It started like this: I made a double batch of crackers (and I'd already doubled the recipe once, so it was really a fourfold batch of crackers, if that's the right word). It started with four cups of flour, and by the time it was mixed and rolled out thin, I had a lot of cracker dough, probably enough to cover half of my kitchen table (if I had wanted to do so). Now, I have two cookie sheets: one is 9" x 9", and the other is about 6" x 8". I only put one sheet in the oven at a time, so that the other one could cool and I could load it up again. Each batch bakes ten minutes or so, but I have to turn it around halfway through because my oven doesn't heat evenly, and some batches took longer than others. I think each cookie sheet went in the oven four times, so that's eight batches, and while I was eating lunch I was getting up every five minutes (if not more often). I felt like a jack-in-the-box. Finally I had to declare a moratorium on cracker-baking until my lunch was safely settled in my stomach.

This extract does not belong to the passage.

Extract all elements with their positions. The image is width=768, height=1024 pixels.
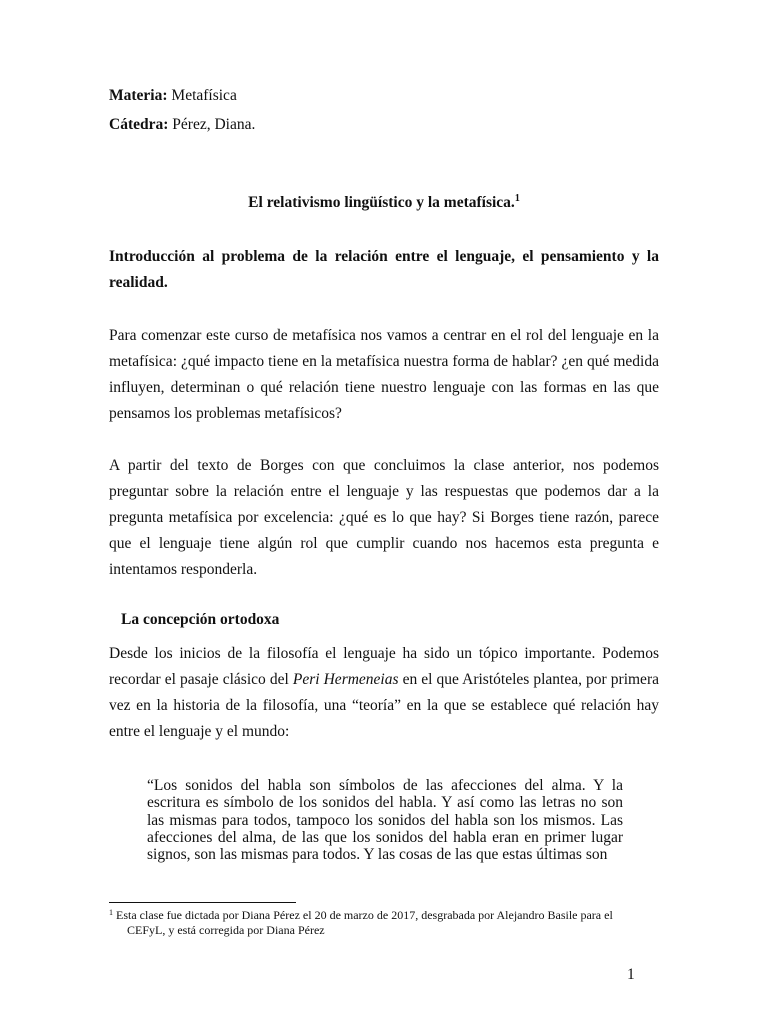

In the evening it was time to wash the dishes. Lots of dishes. How can one person make so many dishes in three days? I only cooked two of those days, and all I made were crackers and dinner. Well, except for the celery I chopped, and then there were the plates I ate from, and even so I still don't know where they all came from! But they were dirty, and so I had to wash them, and so I did. :-)
Anyway, I almost started calculating the time I'd save. Then I remembered that it is my duty and my delight to be contented with what I have.
I am content with what I haveSo I will not add up the time I would-have-could-have saved. I will focus on being content with what I have, because that is the best thing to do.
Little be it, or much
And Lord, contentment still I crave
Because Thou savest such.
(bonus points to anyone who knows the source of that quote)
Besides, if I weren't in such a crazy little apartment, I wouldn't have anything to write about, would I?